When collections are donated to the Archives, they have been packed up by the person or organization in whatever kind of box (or other container) that they had available. When the collections arrive at the Archives, we first re-box the materials in acid-free, archival quality boxes to help preserve them. It may not always seem like it at first glance, but there is usually a reasoning behind the way materials are boxed by the donor. Because of this, we make sure to re-box the materials in the same order in which they were originally packed. Once the materials are rehoused we can begin the (often long) process of creating a finding aid for the collection. Step one: conducting a survey.
In order to better understand this new collection and how it fits in with the other Big Dig collections we already have, I conducted a survey on the materials. At 114 boxes, surveying this collection was a bit daunting, but the only thing to do is start at box one.

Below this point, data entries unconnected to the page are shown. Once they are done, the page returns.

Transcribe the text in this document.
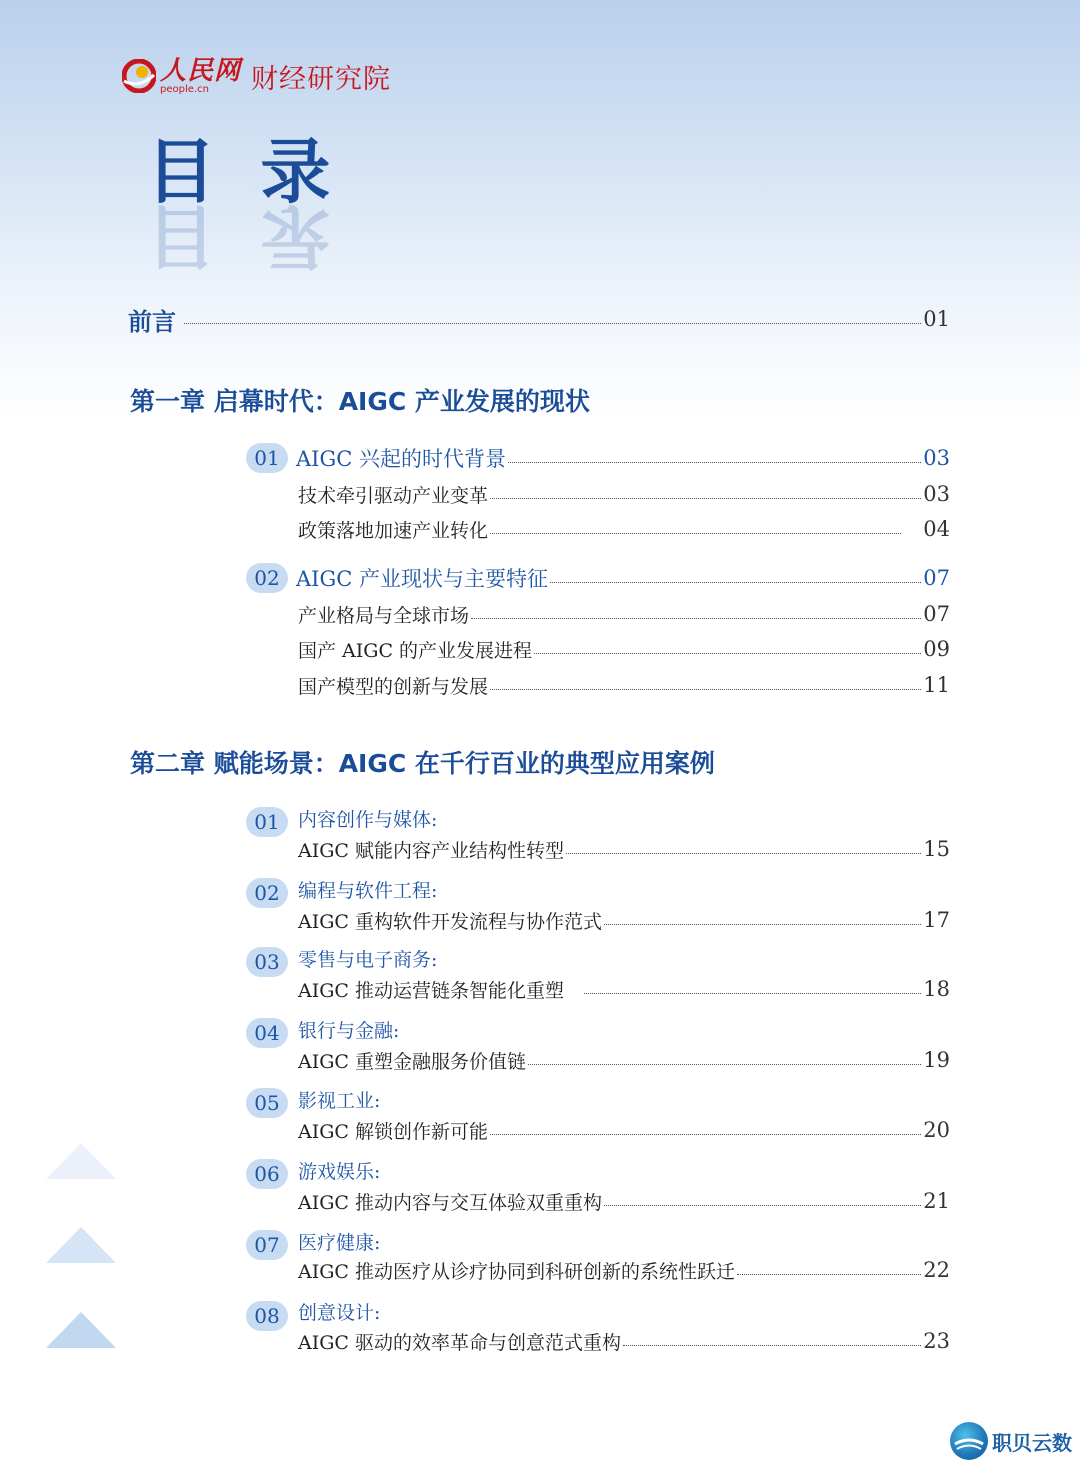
人民网
people.cn	财经研究院
目 录
目 录
前言	01
第一章 启幕时代：AIGC 产业发展的现状
01 AIGC 兴起的时代背景	03
技术牵引驱动产业变革	03
政策落地加速产业转化	04
02 AIGC 产业现状与主要特征	07
产业格局与全球市场	07
国产 AIGC 的产业发展进程	09
国产模型的创新与发展	11
第二章 赋能场景：AIGC 在千行百业的典型应用案例
01 内容创作与媒体:
AIGC 赋能内容产业结构性转型	15
02 编程与软件工程:
AIGC 重构软件开发流程与协作范式	17
03 零售与电子商务:
AIGC 推动运营链条智能化重塑	18
04 银行与金融:
AIGC 重塑金融服务价值链	19
05 影视工业:
AIGC 解锁创作新可能	20
06 游戏娱乐:
AIGC 推动内容与交互体验双重重构	21
07 医疗健康:
AIGC 推动医疗从诊疗协同到科研创新的系统性跃迁	22
08 创意设计:
AIGC 驱动的效率革命与创意范式重构	23
职贝云数
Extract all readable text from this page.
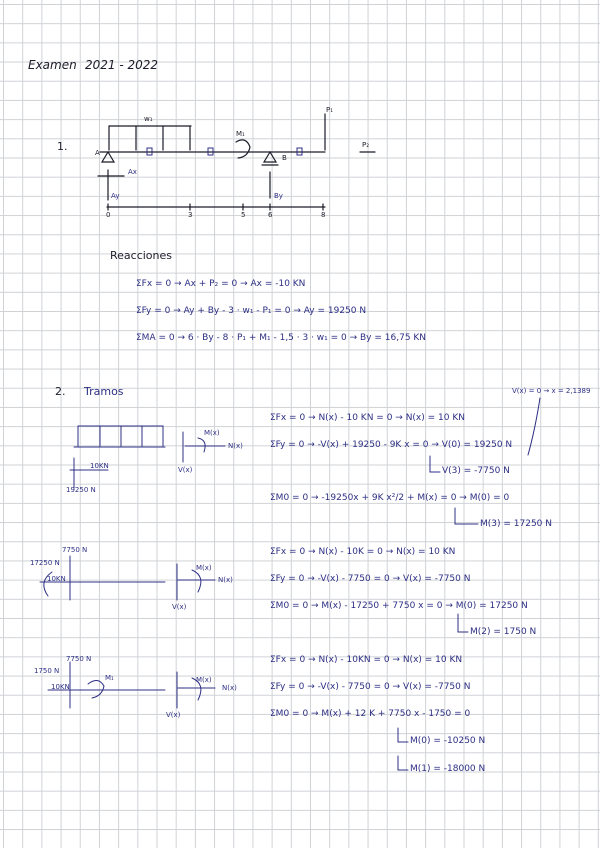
Examen 2021 - 2022
1.
w₁
M₁
P₁
P₂
A
B
Ax
Ay	By
0	3	5	6	8
Reacciones
ΣFx = 0 → Ax + P₂ = 0 → Ax = -10 KN
ΣFy = 0 → Ay + By - 3 · w₁ - P₁ = 0 → Ay = 19250 N
ΣMA = 0 → 6 · By - 8 · P₁ + M₁ - 1,5 · 3 · w₁ = 0 → By = 16,75 KN
2. Tramos	V(x) = 0 → x = 2,1389
M(x)
N(x)
V(x)
10KN
19250 N
ΣFx = 0 → N(x) - 10 KN = 0 → N(x) = 10 KN
ΣFy = 0 → -V(x) + 19250 - 9K x = 0 → V(0) = 19250 N
V(3) = -7750 N
ΣM0 = 0 → -19250x + 9K x²/2 + M(x) = 0 → M(0) = 0
M(3) = 17250 N
7750 N
17250 N
10KN
M(x)
N(x)
V(x)
ΣFx = 0 → N(x) - 10K = 0 → N(x) = 10 KN
ΣFy = 0 → -V(x) - 7750 = 0 → V(x) = -7750 N
ΣM0 = 0 → M(x) - 17250 + 7750 x = 0 → M(0) = 17250 N
M(2) = 1750 N
7750 N
1750 N
10KN
M₁	M(x)
N(x)
V(x)
ΣFx = 0 → N(x) - 10KN = 0 → N(x) = 10 KN
ΣFy = 0 → -V(x) - 7750 = 0 → V(x) = -7750 N
ΣM0 = 0 → M(x) + 12 K + 7750 x - 1750 = 0
M(0) = -10250 N
M(1) = -18000 N
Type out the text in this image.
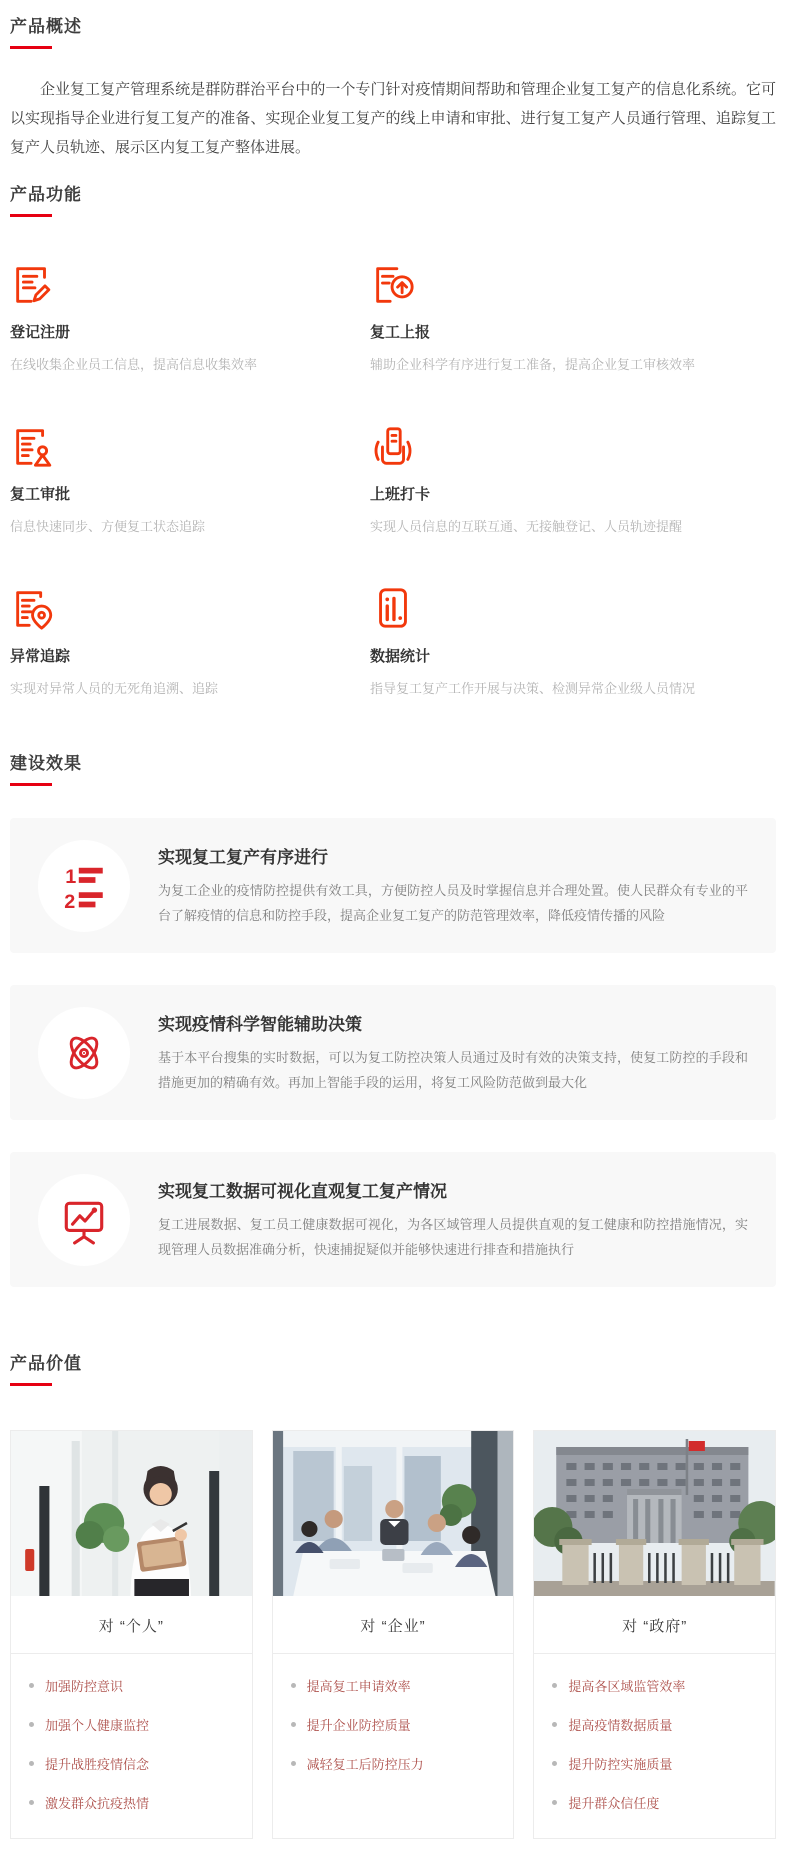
产品概述

企业复工复产管理系统是群防群治平台中的一个专门针对疫情期间帮助和管理企业复工复产的信息化系统。它可以实现指导企业进行复工复产的准备、实现企业复工复产的线上申请和审批、进行复工复产人员通行管理、追踪复工复产人员轨迹、展示区内复工复产整体进展。

产品功能
登记注册
在线收集企业员工信息，提高信息收集效率
复工上报
辅助企业科学有序进行复工准备，提高企业复工审核效率
复工审批
信息快速同步、方便复工状态追踪
上班打卡
实现人员信息的互联互通、无接触登记、人员轨迹提醒
异常追踪
实现对异常人员的无死角追溯、追踪
数据统计
指导复工复产工作开展与决策、检测异常企业级人员情况
建设效果
1
2
实现复工复产有序进行
为复工企业的疫情防控提供有效工具，方便防控人员及时掌握信息并合理处置。使人民群众有专业的平台了解疫情的信息和防控手段，提高企业复工复产的防范管理效率，降低疫情传播的风险
实现疫情科学智能辅助决策
基于本平台搜集的实时数据，可以为复工防控决策人员通过及时有效的决策支持，使复工防控的手段和措施更加的精确有效。再加上智能手段的运用，将复工风险防范做到最大化
实现复工数据可视化直观复工复产情况
复工进展数据、复工员工健康数据可视化，为各区域管理人员提供直观的复工健康和防控措施情况，实现管理人员数据准确分析，快速捕捉疑似并能够快速进行排查和措施执行
产品价值
对 “个人”
加强防控意识
加强个人健康监控
提升战胜疫情信念
激发群众抗疫热情
对 “企业”
提高复工申请效率
提升企业防控质量
减轻复工后防控压力
对 “政府”
提高各区域监管效率
提高疫情数据质量
提升防控实施质量
提升群众信任度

For the survey, I created a spreadsheet in order to make notes of the types of materials in each box as well as any other notes on things that I come across. Wading my way through all of the boxes, I found materials ranging from Freedom of Information Act (FOIA) requests on budgets and contract information, various court cases that stemmed from the project, contractor lists, accident reports, community newsletters, publicity materials, maps, and even boxes of artifacts from different construction and excavation sites.
Going through these materials, I learned just how big the Big Dig was. The materials cover not only how this project directly affected the local communities, but also how major this project was for the international engineering and construction fields.
A survey is not an exhaustive list of every single thing in the boxes, but it is a good start. With it we are able to make a summary of the collection, put it in our online Archives catalog, and make it visible to potential researchers. A survey does not replace a detailed finding aid, but it serves as a crucial step in allowing researchers to access relevant materials in a timely manner.